Monsters / 3 May 2013
Beautiful sun, blue sky, I'm late practicing today got distracted reading facebook, been thinking about a link Sophie Partridge posted about Mary Laver www.mirror.co.uk/news/uk-news/proud-disabled-hero-mary-lavers-1862499 a disabled woman who is contemplating hunger strike to beg David Cameron to listen to concerns about the closure of the Independent Living Fund.
It's going round my head and I try to imagine what it must feel like to have decisions about the quality of every aspect of my life made by bureaucrats. What was it the judge said "These people are privileged" like having a PA is the same as having a servant. So it's going on and on in my head like this.

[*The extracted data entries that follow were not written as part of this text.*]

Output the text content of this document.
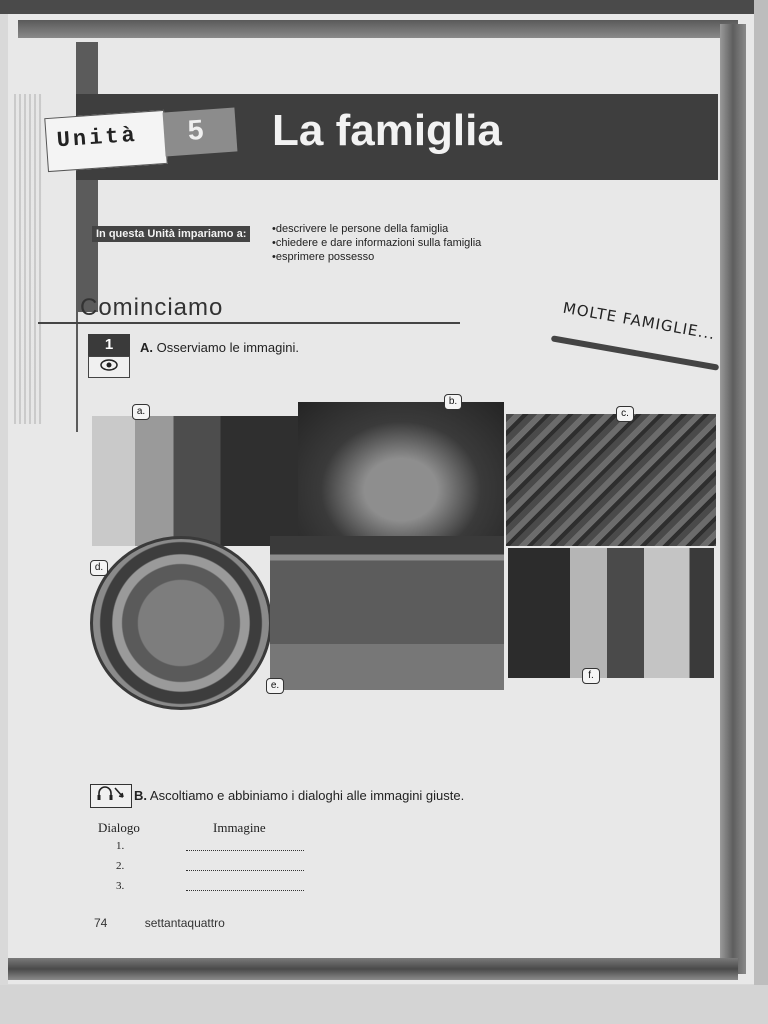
La famiglia
Unità 5
In questa Unità impariamo a:
•	descrivere le persone della famiglia
• chiedere e dare informazioni sulla famiglia
• esprimere possesso
Cominciamo
1	A. Osserviamo le immagini.
MOLTE FAMIGLIE...
a.
b.
c.
d.
e.
f.
B. Ascoltiamo e abbiniamo i dialoghi alle immagini giuste.
Dialogo	Immagine
1.
2.
3.
74	settantaquattro
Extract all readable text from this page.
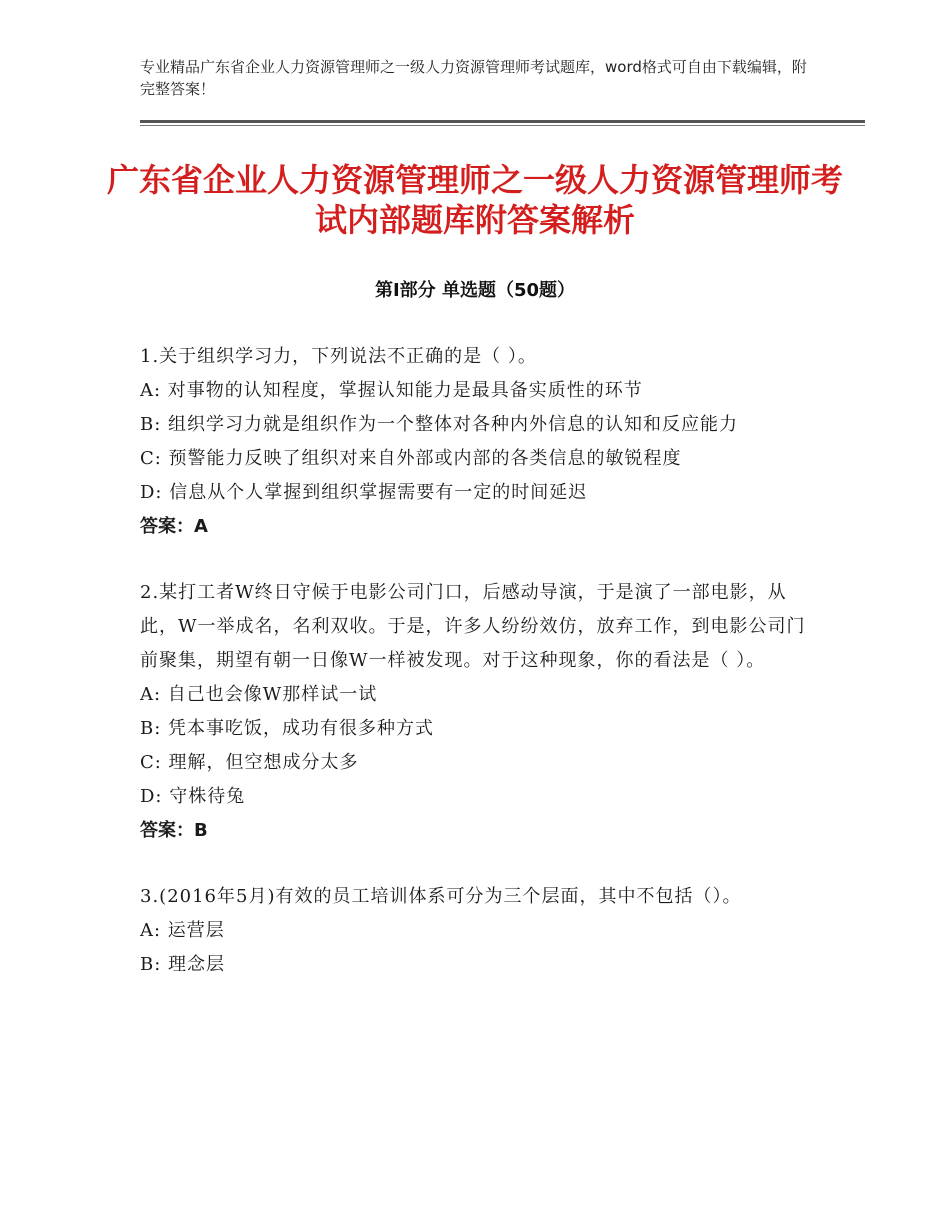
专业精品广东省企业人力资源管理师之一级人力资源管理师考试题库，word格式可自由下载编辑，附完整答案！
广东省企业人力资源管理师之一级人力资源管理师考试内部题库附答案解析
第Ⅰ部分 单选题（50题）

1.关于组织学习力，下列说法不正确的是（ ）。

A: 对事物的认知程度，掌握认知能力是最具备实质性的环节

B: 组织学习力就是组织作为一个整体对各种内外信息的认知和反应能力

C: 预警能力反映了组织对来自外部或内部的各类信息的敏锐程度

D: 信息从个人掌握到组织掌握需要有一定的时间延迟

答案：A

2.某打工者W终日守候于电影公司门口，后感动导演，于是演了一部电影，从此，W一举成名，名利双收。于是，许多人纷纷效仿，放弃工作，到电影公司门前聚集，期望有朝一日像W一样被发现。对于这种现象，你的看法是（ ）。

A: 自己也会像W那样试一试

B: 凭本事吃饭，成功有很多种方式

C: 理解，但空想成分太多

D: 守株待兔

答案：B

3.(2016年5月)有效的员工培训体系可分为三个层面，其中不包括（）。

A: 运营层

B: 理念层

I do a few scales on the acoustic and then set out to do some proper well disciplined practice on the electric for a composition I'm working on. Well so much for that plan, the A string has gone down, I'm turning the peg trying to get it back up I can feel a tremendous amount of tension and I reckon this one is gonna snap, but there it goes sliding down again and now the G and C as well.
I flick across the strings and I love the bass, a kind of murky monster emerges. My fingers slide all over the strings not really knowing where the notes are anymore. Everything is dark and muddy (a bit like being in my brain on a bad day.)
The derangement of the strings expresses something..maybe my own monsters, maybe my reaction to the deranged "society" we live in where politicians condem disabled people to live as second class citizens, boxed up, institutionalized, stigmatized and worthless. Outside the sun shines.